NICHOLAS IONIDES / SINGAPORE
Asia-Pacific liberalisation is expected to spark growth in fledgling low-cost airline operations in the region, but no boom as seen in the USA and Europe is likely, according to a new report.
The Australia-based Centre for Asia Pacific Aviation says: "The time may be right for a fundamental change to developmental international routes, leading to exceptional traffic growth in intra-Asian markets, well above forecast levels".
The Asia-Pacific region has only a handful of low-cost airlines, partly as a result of restrictive aviation policies. But the consultancy believes the region may be ready for more, particularly for 3-4h flights. Growing economies and populations are increasing the potential market; congested, expensive hub airports could increase the appeal of under-used regional airports; and changes in government policy could liberalise access to regional airports under the banner of stimulating regional trade.

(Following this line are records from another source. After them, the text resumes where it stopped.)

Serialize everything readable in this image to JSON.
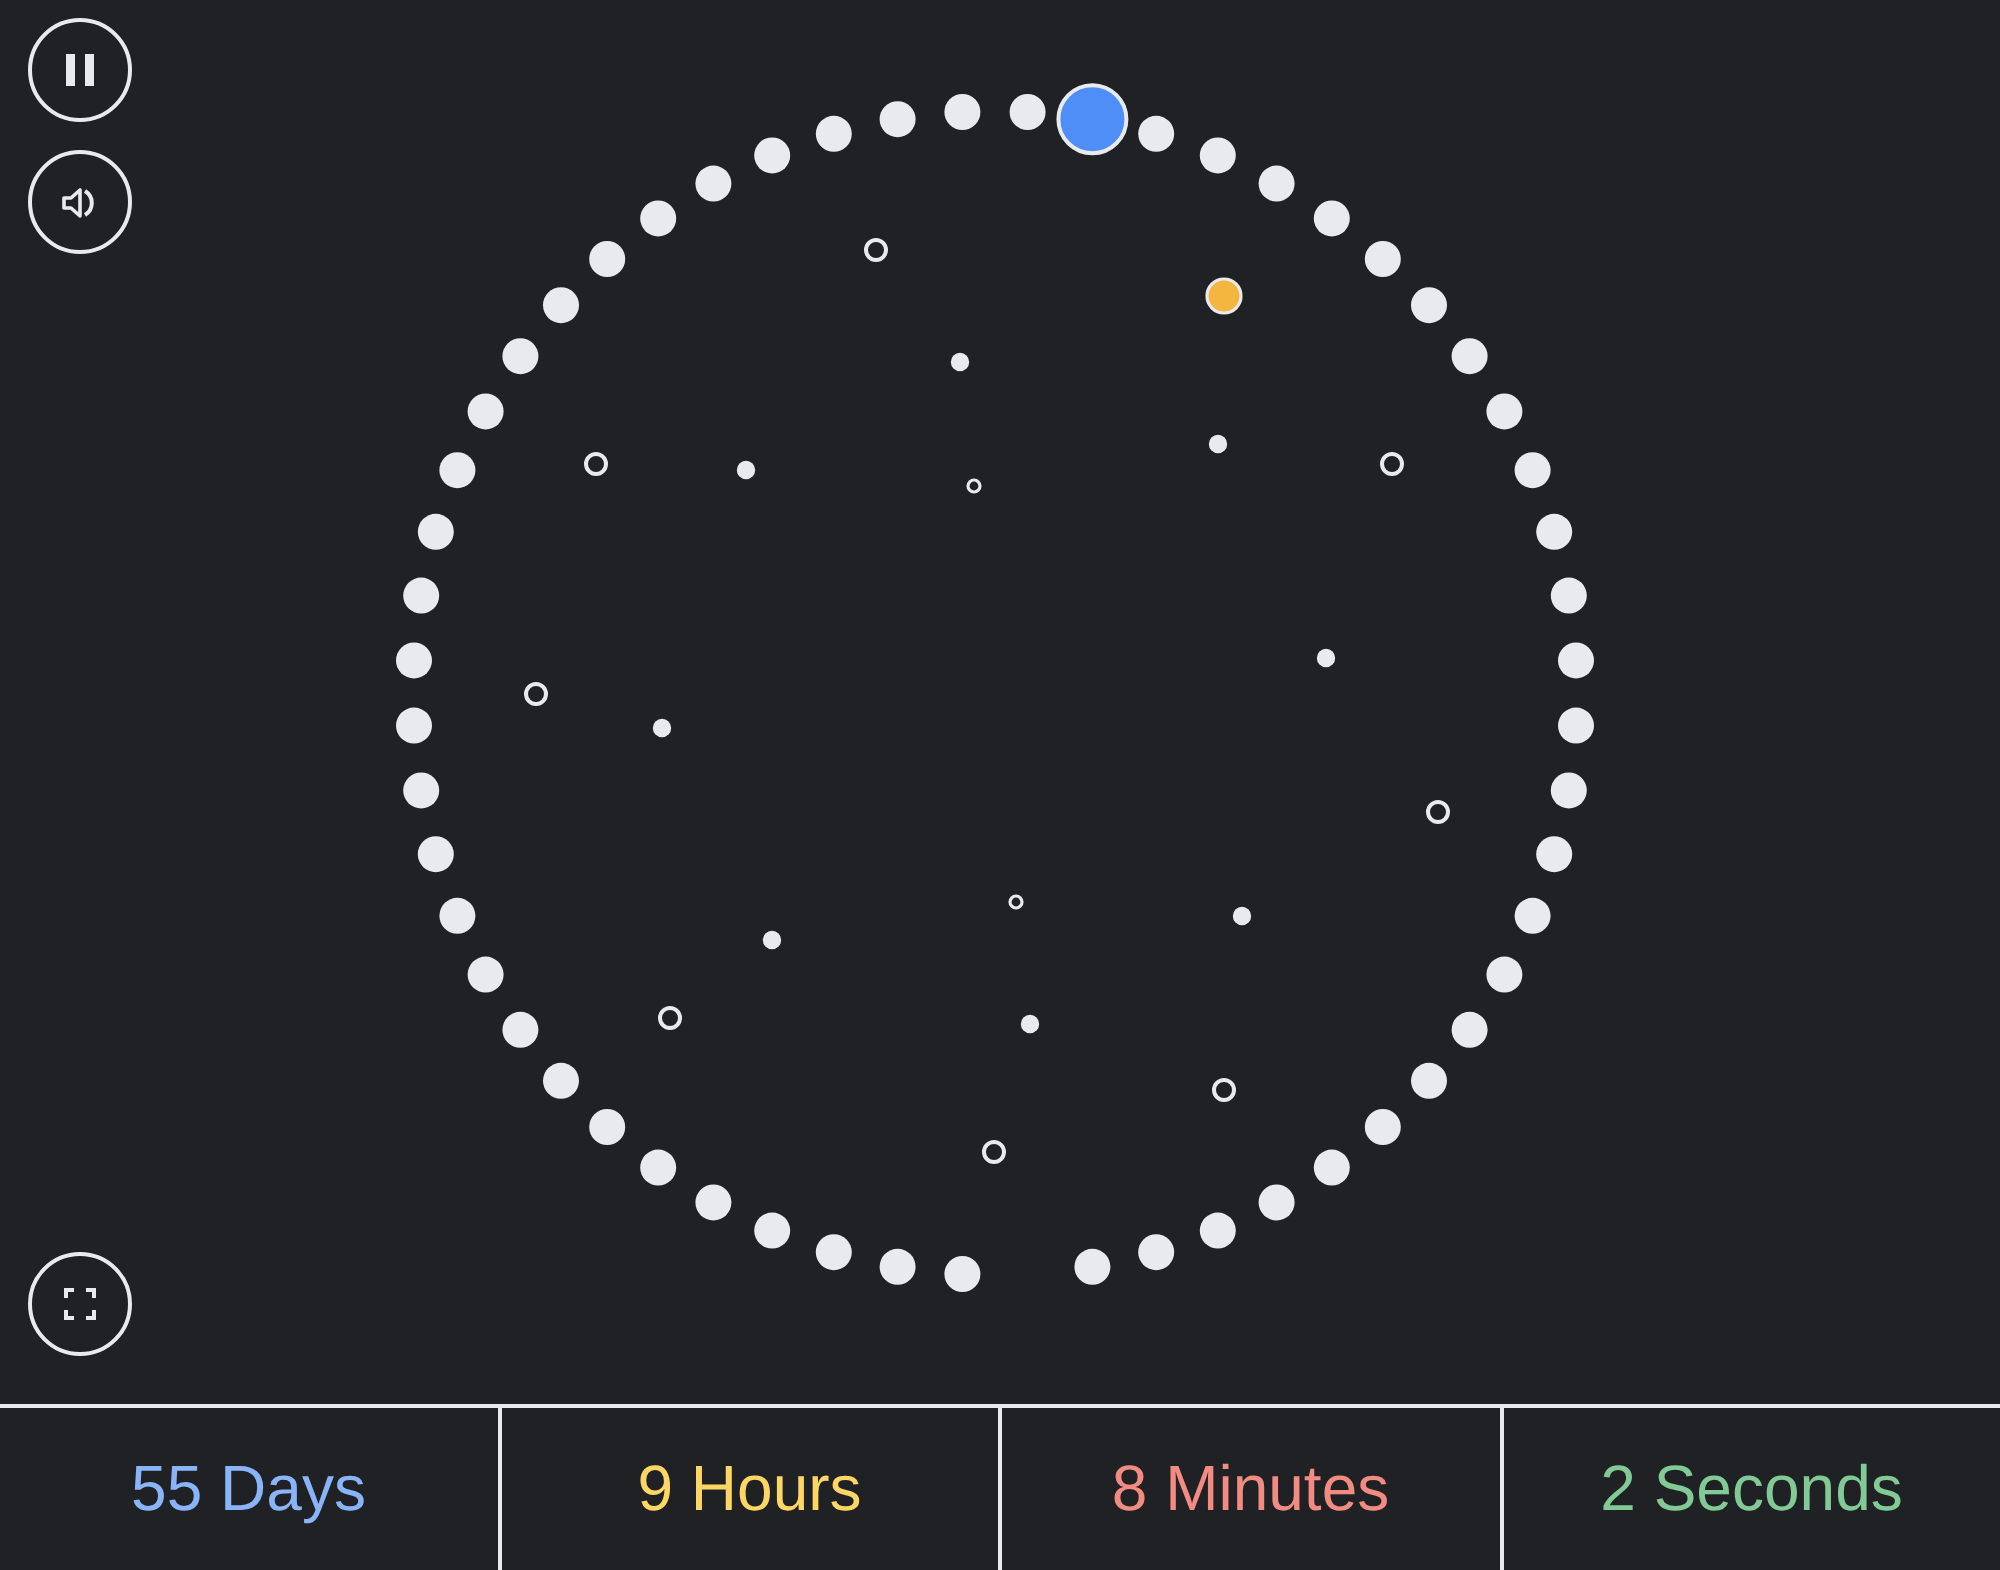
{
  "countdown": [
    {
      "label": "55 Days",
      "color": "#8ab4f8"
    },
    {
      "label": "9 Hours",
      "color": "#fdd663"
    },
    {
      "label": "8 Minutes",
      "color": "#f28b82"
    },
    {
      "label": "2 Seconds",
      "color": "#81c995"
    }
  ]
}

Asia's low-cost airlines are currently restricted to the more liberal domestic markets of Australia, Japan, Malaysia, New Zealand and the Philippines.
The consultancy suggests that cheap carriers could succeed in other markets, such as South Korea and Taiwan. But it warns that successful US or European low-cost airline concepts could not be directly adopted. And, the consultancy says, there are limited opportunities for low-cost international travel in the region because of regulatory constraints.
"Governments will need to be prepared to reach limited bilateral arrangements to facilitate air travel between secondary airports as supplementary gateways serving urbanising regions and leisure destinations," the Australian report concludes.